Над стариками сияет яркое солнце. Шляпа Димитрия лежит на скамье, а его бритая голова сверкает на солнце. Ироди еще не успел снять шляпу, но, вероятно, тоже скоро ее снимет. Старики сидят рядышком, словно голубки, и молчат. Непонятно, то ли дремлют они, то ли думают, то ли прислушиваются к шелесту листьев — никакими словами их состояния не передать. Так и кажется, что они сами источают удивительную тишину и покой, царящие в этом уголке парка.
Ироди начинает ерзать, поднимает голову, вытягивает и скрещивает ноги, откидывается на спинку скамейки, на скрещенные ноги кладет палку и тихонько поворачивает голову в сторону Димитрия:
— Вино-то киснет…
У Ироди одна забота: родственник из деревни прислал ему «изабеллу», а они никак ее распить не могут. Димитрий заявил, что «изабелла» хороша с таранью и гоми. «Гоми приготовит моя невестка, — сказал он, — Нам бы еще тарань достать». А тарани нет как нет.
— Вечером пробовал, уже пенится… — вздохнул Ироди. Он, не торопясь, снял шляпу и тоже положил ее на скамейку, рядом с собой. Если не считать нескольких белых волосков, голова старика была совсем лысая.
— «Изабелла» без тарани что есть что нет, — сказал Димитрий и молчит себе и молчит. Молчит и Ирода.
Димитрий хочет поделиться с другом, но не решается. Он не может ему открыть то, что его мучает. Кто знает, что подумает Ироди. Ведь однажды не поняли его и насмеялись над ним, обозвали Барклаем-де-Толли. Поэтому он предпочитает молчать. Он ведет себя так, словно его очень заботит тарань. Но забота Димитрия намного сложнее и тяжелее: нет ему по ночам покоя. Днем еще куда ни шло, а ночью — лишь сомкнет глаза, — ночью, видимо, и разум засыпает — вот и носят черти нашего Димитрия куда им заблагорассудится.

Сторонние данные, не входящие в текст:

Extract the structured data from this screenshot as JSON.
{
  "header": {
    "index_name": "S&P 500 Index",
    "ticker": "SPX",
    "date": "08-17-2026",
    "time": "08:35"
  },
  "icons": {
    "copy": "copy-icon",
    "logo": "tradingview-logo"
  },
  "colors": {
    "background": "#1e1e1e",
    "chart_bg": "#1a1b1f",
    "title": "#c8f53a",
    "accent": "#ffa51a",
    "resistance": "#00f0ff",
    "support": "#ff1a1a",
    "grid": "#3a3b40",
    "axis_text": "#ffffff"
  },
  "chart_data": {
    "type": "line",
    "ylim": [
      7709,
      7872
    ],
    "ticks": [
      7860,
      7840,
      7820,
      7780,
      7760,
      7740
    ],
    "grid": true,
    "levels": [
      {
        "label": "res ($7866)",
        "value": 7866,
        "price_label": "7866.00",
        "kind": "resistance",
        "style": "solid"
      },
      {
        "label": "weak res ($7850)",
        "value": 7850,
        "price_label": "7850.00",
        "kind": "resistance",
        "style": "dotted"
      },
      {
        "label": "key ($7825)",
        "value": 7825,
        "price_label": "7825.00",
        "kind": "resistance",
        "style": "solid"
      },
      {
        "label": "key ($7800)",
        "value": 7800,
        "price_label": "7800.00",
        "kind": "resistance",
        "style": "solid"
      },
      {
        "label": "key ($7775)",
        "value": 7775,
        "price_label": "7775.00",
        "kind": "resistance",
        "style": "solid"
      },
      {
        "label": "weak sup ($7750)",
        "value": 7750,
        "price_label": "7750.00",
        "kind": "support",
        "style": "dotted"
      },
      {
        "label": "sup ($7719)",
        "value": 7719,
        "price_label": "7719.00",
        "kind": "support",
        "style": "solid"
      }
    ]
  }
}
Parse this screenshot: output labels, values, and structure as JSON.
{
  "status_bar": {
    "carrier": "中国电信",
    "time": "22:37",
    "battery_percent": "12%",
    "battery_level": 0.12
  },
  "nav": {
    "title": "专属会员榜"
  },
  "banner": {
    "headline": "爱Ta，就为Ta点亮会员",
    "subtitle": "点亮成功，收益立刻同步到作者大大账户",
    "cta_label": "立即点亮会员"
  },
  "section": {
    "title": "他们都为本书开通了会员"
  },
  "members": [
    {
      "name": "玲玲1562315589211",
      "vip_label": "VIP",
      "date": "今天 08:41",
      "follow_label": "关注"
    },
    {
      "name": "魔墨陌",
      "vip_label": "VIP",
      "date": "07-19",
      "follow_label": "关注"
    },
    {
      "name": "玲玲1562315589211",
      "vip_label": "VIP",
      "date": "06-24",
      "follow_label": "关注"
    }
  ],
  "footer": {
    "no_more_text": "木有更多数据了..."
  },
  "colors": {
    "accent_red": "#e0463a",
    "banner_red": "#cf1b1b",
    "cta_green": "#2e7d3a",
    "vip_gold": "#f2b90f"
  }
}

Нет на свете справедливости. Всю жизнь он провел так, что не до сна было. — даже не помнит, видел ли вообще сны? Когда организовывал в горах колхоз, когда воевал под Курском и Орлом и спал в блиндажах, тогда ему ничего не мерещилось, а сейчас — откуда что берется, к чему бы эти волнения и тревоги! И ему никто не грозит, и он вроде ни с кем не воюет. Ведь он решил, что отвоевал свое, решил начать спокойную жизнь, так откуда теперь эта душевная смута?
Нечто невероятное происходит с Димитрием Баркалая! Как будто прошлое преследует его — преследует очередями маузеров и автоматов, залпами орудий, сигналами разноцветных ракет и реянием красных знамен. В этом ничего плохого нет. Напротив, воспоминания о прошлом доставляют ему радость. Но видеть прошлое в кривом зеркале невыносимо, он не выдержит этого, сердце разорвется во сне. А все дело в этих проклятых сновидениях. «Не с неба же берется сон, — думает старик, — он ведь отражение моей души. Тогда почему же он все искажает, почему лжет, если я сам — действительность, то почему отражение действительности — ложь? В чем тут дело? Где собака зарыта?!»
После ухода на пенсию он долго нервничал — не нравилось ему новое положение, трудно было без работы, никого не хотел видеть, все его раздражало. Время все же сделало свое. Человек привыкает ко всему, и Димитрий тоже постепенно приспособился к бездеятельной жизни. Но прошлое не оставляло его в покое, прошлое следовало за ним по пятам.
Однажды воскресным вечером Димитрий рано лег спать. Весь день ходил он вместе с внуками по зоопарку, устал и решил отдохнуть. Он долго не мог уснуть, не мог отделаться от одной мысли, но не мутной, а чистой и легкой, словно птица, мысли: младший внук, маленький Миха, очень похож на деда — он напоминает старику его детство. Долго он думал о Михе, почему-то ребенок с самого начала пришелся ему по душе, и имя ему выбирал он сам. Миха был парень что надо — живой, неугомонный, здоровый. Так, размышляя о внуке, Димитрий незаметно уснул, и приснилась ему Курская битва. Тогда Димитрий был командиром батальона. Неба почернело от фашистских «мессершмиттов», градом летели бомбы. Сквозь пули и огонь продвигается вперед батальон Димитрия. Димитрий так зычно и бодро отдает приказы, словно отгоняет страх, защищает своих бойцов от страха: Димитрий страха боится больше, чем бомб.
Батальон Димитрия блестяще выполнил боевое задание. Враг отступил…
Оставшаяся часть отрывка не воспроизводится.